J.G. I definitely prefer small towns, because of all the activities I can do and how quickly I can access them. In steamboat I can ride my bike from my house and the resort is a ten minute ride away. Ease of access to outdoor activities.

S.M. What is your weakness?

J.G. Before this year my weakness was ski jumping. I set out to improve it a lot this year. Another is my overall fitness level, I don’t have as many hours of endurance as some of the older athletes. That’s something I’m always working at. Sometimes when I’m training I think too hard about what I’m doing. I try to do too many things at once instead of focusing on one.

S.M. How does it feel when you come home to Steamboat after traveling the world and suddenly knowing almost everyone in town? 

J.G. It’s pretty awesome. It’s one of those things that’s hard to put into words. The feeling you get when you come home, you’re relieved and happy. It’s a happy place.

S.M. How often to you maintenance your skis and what goes into taking care of them?

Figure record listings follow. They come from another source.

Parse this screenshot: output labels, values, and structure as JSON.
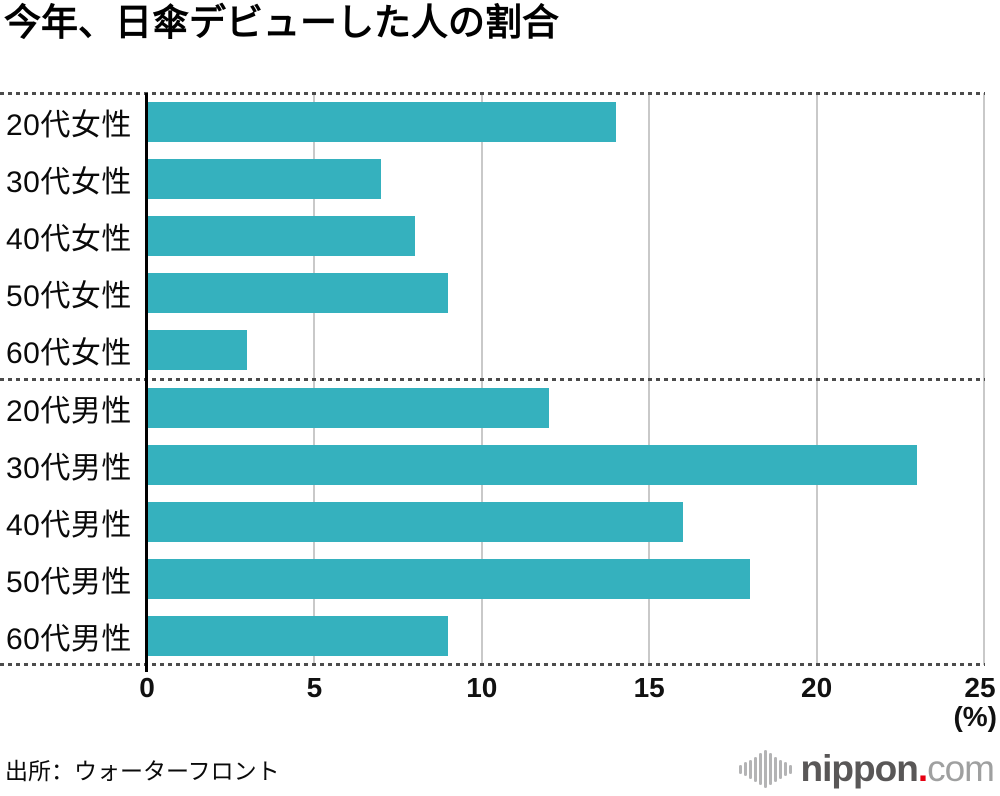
{
  "title": "今年、日傘デビューした人の割合",
  "source": "出所：ウォーターフロント",
  "logo": {
    "brand": "nippon",
    "dot": ".",
    "tld": "com",
    "brand_color": "#595757",
    "dot_color": "#e60012",
    "tld_color": "#9fa0a0",
    "icon": "waveform-icon"
  },
  "chart_data": {
    "type": "bar",
    "orientation": "horizontal",
    "title": "今年、日傘デビューした人の割合",
    "categories": [
      "20代女性",
      "30代女性",
      "40代女性",
      "50代女性",
      "60代女性",
      "20代男性",
      "30代男性",
      "40代男性",
      "50代男性",
      "60代男性"
    ],
    "values": [
      14,
      7,
      8,
      9,
      3,
      12,
      23,
      16,
      18,
      9
    ],
    "group_separator_after_index": 4,
    "xlim": [
      0,
      25
    ],
    "xticks": [
      0,
      5,
      10,
      15,
      20,
      25
    ],
    "x_unit_label": "(%)",
    "bar_color": "#35b1be",
    "grid": true,
    "gridline_color": "#c9c9c9",
    "legend": "none"
  }
}
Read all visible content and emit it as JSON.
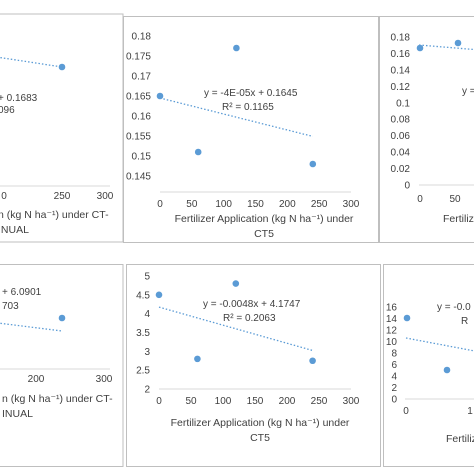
{
  "chart_data": [
    {
      "id": "top-left",
      "type": "scatter",
      "xticks": [
        "0",
        "250",
        "300"
      ],
      "xlabel_line1": "n (kg N ha⁻¹) under CT-",
      "xlabel_line2": "INUAL",
      "trendline_eq": "+ 0.1683",
      "r2": "096",
      "x": [
        240
      ],
      "y": [
        0.172
      ],
      "trend": {
        "slope": 0.0,
        "intercept": 0.1683
      }
    },
    {
      "id": "top-center",
      "type": "scatter",
      "xlim": [
        0,
        300
      ],
      "ylim": [
        0.145,
        0.18
      ],
      "xticks": [
        "0",
        "50",
        "100",
        "150",
        "200",
        "250",
        "300"
      ],
      "yticks": [
        "0.145",
        "0.15",
        "0.155",
        "0.16",
        "0.165",
        "0.17",
        "0.175",
        "0.18"
      ],
      "xlabel_line1": "Fertilizer Application (kg N ha⁻¹) under",
      "xlabel_line2": "CT5",
      "trendline_eq": "y = -4E-05x + 0.1645",
      "r2": "R² = 0.1165",
      "x": [
        0,
        60,
        120,
        240
      ],
      "y": [
        0.165,
        0.151,
        0.177,
        0.148
      ],
      "trend": {
        "slope": -4e-05,
        "intercept": 0.1645
      }
    },
    {
      "id": "top-right",
      "type": "scatter",
      "yticks": [
        "0",
        "0.02",
        "0.04",
        "0.06",
        "0.08",
        "0.1",
        "0.12",
        "0.14",
        "0.16",
        "0.18"
      ],
      "xticks": [
        "0",
        "50"
      ],
      "xlabel_line1": "Fertilize",
      "trendline_eq": "y =",
      "x": [
        0,
        60
      ],
      "y": [
        0.164,
        0.17
      ]
    },
    {
      "id": "bottom-left",
      "type": "scatter",
      "xticks": [
        "200",
        "300"
      ],
      "xlabel_line1": "n (kg N ha⁻¹) under CT-",
      "xlabel_line2": "INUAL",
      "trendline_eq": "+ 6.0901",
      "r2": "703",
      "x": [
        240
      ],
      "y": [
        3.9
      ]
    },
    {
      "id": "bottom-center",
      "type": "scatter",
      "xlim": [
        0,
        300
      ],
      "ylim": [
        2,
        5
      ],
      "xticks": [
        "0",
        "50",
        "100",
        "150",
        "200",
        "250",
        "300"
      ],
      "yticks": [
        "2",
        "2.5",
        "3",
        "3.5",
        "4",
        "4.5",
        "5"
      ],
      "xlabel_line1": "Fertilizer Application (kg N ha⁻¹) under",
      "xlabel_line2": "CT5",
      "trendline_eq": "y = -0.0048x + 4.1747",
      "r2": "R² = 0.2063",
      "x": [
        0,
        60,
        120,
        240
      ],
      "y": [
        4.5,
        2.8,
        4.8,
        2.75
      ],
      "trend": {
        "slope": -0.0048,
        "intercept": 4.1747
      }
    },
    {
      "id": "bottom-right",
      "type": "scatter",
      "yticks": [
        "0",
        "2",
        "4",
        "6",
        "8",
        "10",
        "12",
        "14",
        "16"
      ],
      "xticks": [
        "0",
        "1"
      ],
      "xlabel_line1": "Fertiliz",
      "trendline_eq": "y = -0.0",
      "r2": "R",
      "x": [
        0,
        60
      ],
      "y": [
        14.5,
        6.1
      ]
    }
  ],
  "colors": {
    "marker": "#5b9bd5",
    "trend": "#5b9bd5",
    "text": "#404040",
    "axis": "#d9d9d9",
    "border": "#bfbfbf"
  }
}
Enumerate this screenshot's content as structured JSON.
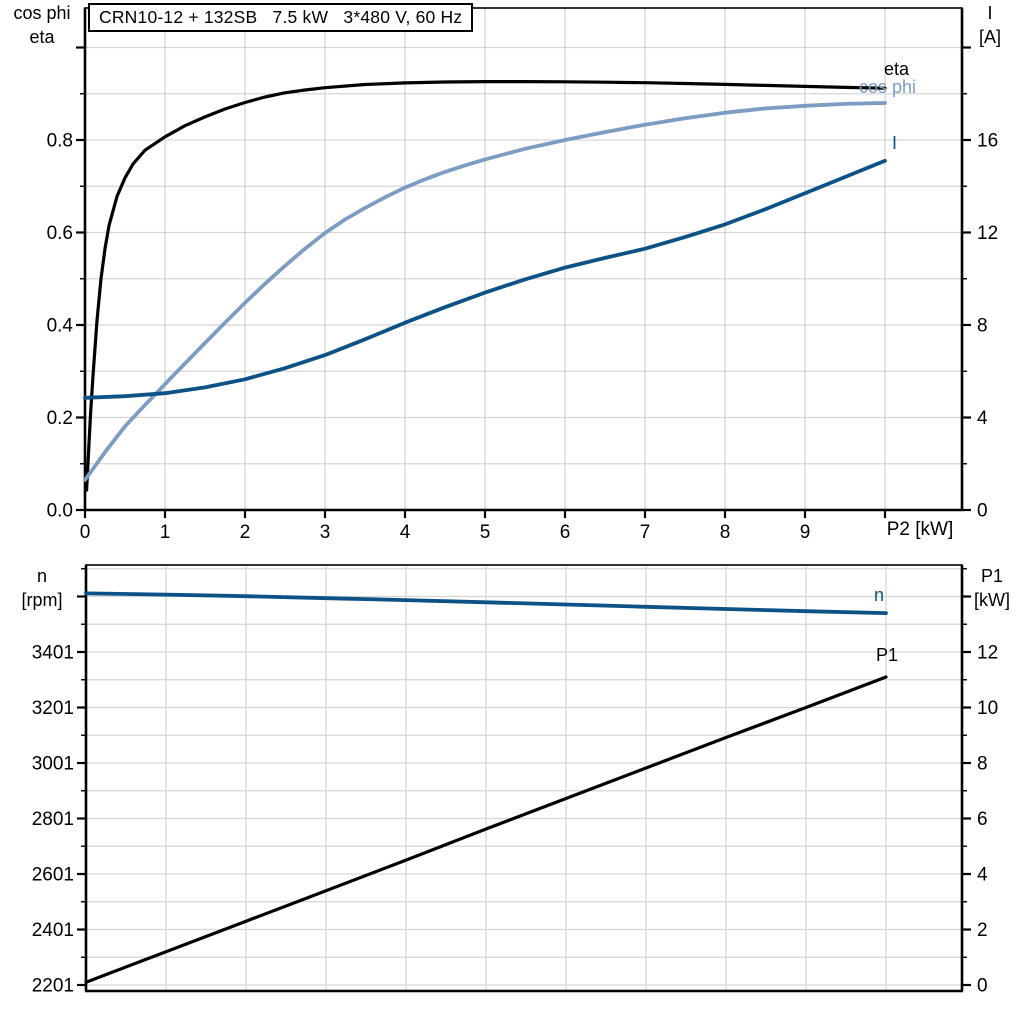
{
  "colors": {
    "black": "#000000",
    "light_blue": "#7d9cc3",
    "dark_blue": "#0d5287",
    "grid": "#d6d6d6",
    "background": "#ffffff"
  },
  "chart_data": [
    {
      "type": "line",
      "title": "CRN10-12 + 132SB   7.5 kW   3*480 V, 60 Hz",
      "x_axis": {
        "title": "P2 [kW]",
        "range": [
          0,
          10.9625
        ],
        "tick_values": [
          0,
          1,
          2,
          3,
          4,
          5,
          6,
          7,
          8,
          9,
          10
        ],
        "tick_labels": [
          "0",
          "1",
          "2",
          "3",
          "4",
          "5",
          "6",
          "7",
          "8",
          "9",
          ""
        ],
        "gridline_values": [
          1,
          2,
          3,
          4,
          5,
          6,
          7,
          8,
          9,
          10
        ]
      },
      "left_axis": {
        "title_lines": [
          "cos phi",
          "eta"
        ],
        "range": [
          0,
          1.0854
        ],
        "tick_base": 0,
        "minor_step": 0.1,
        "major_step": 0.2,
        "labels": [
          "0.0",
          "0.2",
          "0.4",
          "0.6",
          "0.8"
        ],
        "label_values": [
          0,
          0.2,
          0.4,
          0.6,
          0.8
        ]
      },
      "right_axis": {
        "title_lines": [
          "I",
          "[A]"
        ],
        "range": [
          0,
          21.708
        ],
        "tick_base": 0,
        "minor_step": 2,
        "major_step": 4,
        "labels": [
          "0",
          "4",
          "8",
          "12",
          "16"
        ],
        "label_values": [
          0,
          4,
          8,
          12,
          16
        ]
      },
      "series": [
        {
          "name": "eta",
          "axis": "left",
          "color_key": "black",
          "points": [
            [
              0.02,
              0.043
            ],
            [
              0.04,
              0.11
            ],
            [
              0.07,
              0.21
            ],
            [
              0.1,
              0.29
            ],
            [
              0.15,
              0.41
            ],
            [
              0.2,
              0.5
            ],
            [
              0.25,
              0.565
            ],
            [
              0.3,
              0.615
            ],
            [
              0.4,
              0.678
            ],
            [
              0.5,
              0.718
            ],
            [
              0.6,
              0.748
            ],
            [
              0.75,
              0.778
            ],
            [
              1,
              0.807
            ],
            [
              1.25,
              0.831
            ],
            [
              1.5,
              0.85
            ],
            [
              1.75,
              0.867
            ],
            [
              2,
              0.881
            ],
            [
              2.25,
              0.893
            ],
            [
              2.5,
              0.902
            ],
            [
              2.75,
              0.908
            ],
            [
              3,
              0.913
            ],
            [
              3.5,
              0.92
            ],
            [
              4,
              0.9235
            ],
            [
              4.5,
              0.9255
            ],
            [
              5,
              0.9262
            ],
            [
              5.5,
              0.9263
            ],
            [
              6,
              0.9258
            ],
            [
              6.5,
              0.925
            ],
            [
              7,
              0.9238
            ],
            [
              7.5,
              0.9222
            ],
            [
              8,
              0.9203
            ],
            [
              8.5,
              0.918
            ],
            [
              9,
              0.9158
            ],
            [
              9.5,
              0.9138
            ],
            [
              10,
              0.912
            ]
          ]
        },
        {
          "name": "cos phi",
          "axis": "left",
          "color_key": "light_blue",
          "points": [
            [
              0,
              0.065
            ],
            [
              0.25,
              0.125
            ],
            [
              0.5,
              0.181
            ],
            [
              0.75,
              0.227
            ],
            [
              1,
              0.272
            ],
            [
              1.25,
              0.317
            ],
            [
              1.5,
              0.361
            ],
            [
              1.75,
              0.405
            ],
            [
              2,
              0.448
            ],
            [
              2.25,
              0.489
            ],
            [
              2.5,
              0.528
            ],
            [
              2.75,
              0.565
            ],
            [
              3,
              0.599
            ],
            [
              3.25,
              0.628
            ],
            [
              3.5,
              0.653
            ],
            [
              3.75,
              0.676
            ],
            [
              4,
              0.697
            ],
            [
              4.25,
              0.715
            ],
            [
              4.5,
              0.731
            ],
            [
              4.75,
              0.745
            ],
            [
              5,
              0.758
            ],
            [
              5.5,
              0.781
            ],
            [
              6,
              0.8
            ],
            [
              6.5,
              0.817
            ],
            [
              7,
              0.833
            ],
            [
              7.5,
              0.847
            ],
            [
              8,
              0.859
            ],
            [
              8.5,
              0.868
            ],
            [
              9,
              0.874
            ],
            [
              9.5,
              0.878
            ],
            [
              10,
              0.88
            ]
          ]
        },
        {
          "name": "I",
          "axis": "right",
          "color_key": "dark_blue",
          "points": [
            [
              0,
              4.85
            ],
            [
              0.5,
              4.92
            ],
            [
              1,
              5.05
            ],
            [
              1.5,
              5.3
            ],
            [
              2,
              5.65
            ],
            [
              2.5,
              6.13
            ],
            [
              3,
              6.7
            ],
            [
              3.5,
              7.38
            ],
            [
              4,
              8.1
            ],
            [
              4.5,
              8.77
            ],
            [
              5,
              9.4
            ],
            [
              5.5,
              9.97
            ],
            [
              6,
              10.48
            ],
            [
              6.5,
              10.9
            ],
            [
              7,
              11.3
            ],
            [
              7.5,
              11.8
            ],
            [
              8,
              12.35
            ],
            [
              8.5,
              13.0
            ],
            [
              9,
              13.7
            ],
            [
              9.5,
              14.4
            ],
            [
              10,
              15.1
            ]
          ]
        }
      ]
    },
    {
      "type": "line",
      "title": "",
      "x_axis": {
        "title": "",
        "range": [
          0,
          10.95
        ],
        "tick_values": [],
        "tick_labels": [],
        "gridline_values": [
          1,
          2,
          3,
          4,
          5,
          6,
          7,
          8,
          9,
          10
        ]
      },
      "left_axis": {
        "title_lines": [
          "n",
          "[rpm]"
        ],
        "range": [
          2179.4,
          3714.5
        ],
        "tick_base": 2201,
        "minor_step": 100,
        "major_step": 200,
        "labels": [
          "2201",
          "2401",
          "2601",
          "2801",
          "3001",
          "3201",
          "3401"
        ],
        "label_values": [
          2201,
          2401,
          2601,
          2801,
          3001,
          3201,
          3401
        ]
      },
      "right_axis": {
        "title_lines": [
          "P1",
          "[kW]"
        ],
        "range": [
          -0.216,
          15.135
        ],
        "tick_base": 0,
        "minor_step": 1,
        "major_step": 2,
        "labels": [
          "0",
          "2",
          "4",
          "6",
          "8",
          "10",
          "12"
        ],
        "label_values": [
          0,
          2,
          4,
          6,
          8,
          10,
          12
        ]
      },
      "series": [
        {
          "name": "n",
          "axis": "left",
          "color_key": "dark_blue",
          "points": [
            [
              0,
              3612
            ],
            [
              1,
              3608
            ],
            [
              2,
              3602
            ],
            [
              3,
              3595
            ],
            [
              4,
              3588
            ],
            [
              5,
              3580
            ],
            [
              6,
              3572
            ],
            [
              7,
              3564
            ],
            [
              8,
              3556
            ],
            [
              9,
              3548
            ],
            [
              10,
              3541
            ]
          ]
        },
        {
          "name": "P1",
          "axis": "right",
          "color_key": "black",
          "points": [
            [
              0,
              0.1
            ],
            [
              1,
              1.2
            ],
            [
              2,
              2.3
            ],
            [
              3,
              3.4
            ],
            [
              4,
              4.5
            ],
            [
              5,
              5.62
            ],
            [
              6,
              6.72
            ],
            [
              7,
              7.82
            ],
            [
              8,
              8.92
            ],
            [
              9,
              10.0
            ],
            [
              10,
              11.1
            ]
          ]
        }
      ]
    }
  ]
}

J.G. There’s daily maintenance on all the skis. It’s slightly different between jumping and cross country. We have a wax tech who spends the entire day working on our cross country skis. We take a fleet of skis and whittle down which type of wax is the best, based on the flex and grind on ski. We then narrow them down to 2 pairs to choose from on race day. We have to find the magic formula for the right wax to use. 

S.M. What is the dumbest thing you have ever seen someone do in your sport?

J.G. Our skis have a toe that you clip in and a heel clip in that goes into the back of the boot. The dumbest thing I’ve seen is someone forgetting to clip in the heel on the ski and jump. The ski goes flying behind you, it’s a bad thing to happen. There’s so much pressure on the front of the skis and the balance point is in back of the ski, so the ski flips backward. It's similar to holding up a piece of wood out of a window.

S.M. Is there something that you would give up ski jumping for? You could have anything in the world, but you have to give up your sport.

J.G. I don’t think there is anything in my life that would make me give up ski jumping. There’s nothing I have thought about that comes to the front of my mind that would be enough for me to quit jumping.

S.M. What’s the most real advice your coach has given you? 

J.G. A lot of athletes tend to focus and work on strengths. In order to improve you have to focus on weakness. It seems obvious, but it’s actually quite hard to spend time working on weakness. It’s not as fun to make improvements on those at first.